Panasonic HDC-SD900 review
1/4.1in CMOS sensor, 1,920x1,080, 12.0x zoom, 395g
The Panasonic HDC-SD800 impressed us with its superb image quality. The HDC-SD900 has the same sensor and lens, but adds a high-resolution screen, some additional controls and an electronic viewfinder.
It's £170 more expensive than the SD800, but still a huge £600 cheaper than Canon's flagship Legria HF G10. While Panasonic's camcorder is pleasant to hold, thanks to a carbon fibre-effect palm grip, it doesn't feel professional-grade, like Canon's model. The screen has a springy action when you open it and the focus ring doesn't have the same industrially-engineered feel as the HF G10's.

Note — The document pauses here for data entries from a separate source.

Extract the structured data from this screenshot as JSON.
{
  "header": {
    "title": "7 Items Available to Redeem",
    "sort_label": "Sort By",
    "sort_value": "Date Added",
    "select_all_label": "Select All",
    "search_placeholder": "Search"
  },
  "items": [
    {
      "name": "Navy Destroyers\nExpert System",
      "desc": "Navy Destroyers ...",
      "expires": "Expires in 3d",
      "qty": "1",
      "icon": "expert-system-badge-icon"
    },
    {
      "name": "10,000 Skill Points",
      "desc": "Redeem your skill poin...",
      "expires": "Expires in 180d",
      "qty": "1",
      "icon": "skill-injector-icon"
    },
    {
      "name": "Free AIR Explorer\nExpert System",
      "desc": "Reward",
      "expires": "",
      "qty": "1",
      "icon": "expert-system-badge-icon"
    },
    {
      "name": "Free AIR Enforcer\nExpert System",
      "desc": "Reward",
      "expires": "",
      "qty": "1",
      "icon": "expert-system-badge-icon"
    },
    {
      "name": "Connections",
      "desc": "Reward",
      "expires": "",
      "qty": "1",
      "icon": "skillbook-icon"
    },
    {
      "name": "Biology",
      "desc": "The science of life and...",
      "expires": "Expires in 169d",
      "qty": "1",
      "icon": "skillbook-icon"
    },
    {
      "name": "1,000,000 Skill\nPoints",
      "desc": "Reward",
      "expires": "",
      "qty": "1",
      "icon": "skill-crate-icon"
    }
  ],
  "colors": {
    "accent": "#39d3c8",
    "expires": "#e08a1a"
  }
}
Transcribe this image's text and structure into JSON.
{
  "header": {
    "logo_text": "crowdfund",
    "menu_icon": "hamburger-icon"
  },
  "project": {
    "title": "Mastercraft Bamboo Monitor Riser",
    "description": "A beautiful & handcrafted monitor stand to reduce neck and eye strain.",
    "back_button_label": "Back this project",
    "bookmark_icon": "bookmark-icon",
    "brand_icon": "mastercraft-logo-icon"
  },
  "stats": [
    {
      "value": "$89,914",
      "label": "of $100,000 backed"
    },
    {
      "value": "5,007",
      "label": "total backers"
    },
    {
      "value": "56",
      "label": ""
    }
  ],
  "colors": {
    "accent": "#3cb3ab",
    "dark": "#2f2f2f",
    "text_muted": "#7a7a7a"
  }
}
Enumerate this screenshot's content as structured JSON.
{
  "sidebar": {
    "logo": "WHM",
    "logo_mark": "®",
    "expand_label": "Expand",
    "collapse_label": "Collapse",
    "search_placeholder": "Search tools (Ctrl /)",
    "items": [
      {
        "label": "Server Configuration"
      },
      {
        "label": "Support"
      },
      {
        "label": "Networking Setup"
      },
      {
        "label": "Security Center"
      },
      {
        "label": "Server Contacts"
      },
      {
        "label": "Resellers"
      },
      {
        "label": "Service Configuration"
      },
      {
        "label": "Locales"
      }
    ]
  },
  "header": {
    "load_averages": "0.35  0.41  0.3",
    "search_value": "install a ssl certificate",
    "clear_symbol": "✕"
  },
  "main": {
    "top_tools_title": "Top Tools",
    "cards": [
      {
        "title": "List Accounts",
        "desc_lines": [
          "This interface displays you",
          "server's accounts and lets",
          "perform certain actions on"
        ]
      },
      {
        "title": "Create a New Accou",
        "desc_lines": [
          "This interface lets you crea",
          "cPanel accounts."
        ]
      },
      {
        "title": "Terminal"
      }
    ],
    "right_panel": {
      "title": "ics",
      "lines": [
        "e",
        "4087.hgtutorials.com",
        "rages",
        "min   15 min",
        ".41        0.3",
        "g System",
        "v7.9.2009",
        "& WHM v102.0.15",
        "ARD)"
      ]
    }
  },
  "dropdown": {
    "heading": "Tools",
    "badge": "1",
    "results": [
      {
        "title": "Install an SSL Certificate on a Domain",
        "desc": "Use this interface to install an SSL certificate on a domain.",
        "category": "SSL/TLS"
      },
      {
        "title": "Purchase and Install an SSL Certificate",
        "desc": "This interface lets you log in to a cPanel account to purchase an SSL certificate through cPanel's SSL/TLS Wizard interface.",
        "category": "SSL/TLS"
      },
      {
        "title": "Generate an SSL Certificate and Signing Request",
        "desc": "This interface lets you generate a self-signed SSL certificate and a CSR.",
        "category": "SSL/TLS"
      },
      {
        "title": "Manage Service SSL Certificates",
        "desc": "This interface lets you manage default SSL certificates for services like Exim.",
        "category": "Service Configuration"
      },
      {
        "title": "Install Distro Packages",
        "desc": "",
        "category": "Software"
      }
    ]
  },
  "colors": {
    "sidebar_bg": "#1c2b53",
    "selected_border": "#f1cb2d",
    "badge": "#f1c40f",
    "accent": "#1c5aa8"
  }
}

The SD900 does have the advantage of being far smaller and lighter, though, and we preferred its manual controls to the Canon's. Depending on what you select from the touchscreen, the ring around the lens can adjust focus, white balance, shutter speed and aperture. There are also supplementary zoom controls next to the screen, which allow for more subtle adjustments than the top-mounted zoom rocker can provide. While the HF G10 helps you focus by zooming in to a section of the frame, the SD900 highlights in-focus parts in blue. We found both systems equally effective. While it's not a patch on the HF G10's display, the SD900's screen has double the number of pixels of the cheaper SD800's and makes it very easy to compose shots.
The SD900 has a 35-420mm equivalent lens, which isn't as wide as the Canon's, and we'd rather have a wider angle than a slightly longer zoom. Its video quality is far superior to the more expensive HF G10's, though. Instead of one 1/3in sensor, it has three 1/4.1in chips, one each for red, green and blue light. Each sensor has 3.05 megapixels, compared to 2.37 on the Canon. The multiple sensors and increased pixel count gives the SD900 far superior detail in daylight - everything is sharply defined and lifelike. Canon's camcorder has the edge in poorly-lit conditions, though - the SD900's footage isn't particularly noisy, but it can’t match the HF G10 for low-light clarity.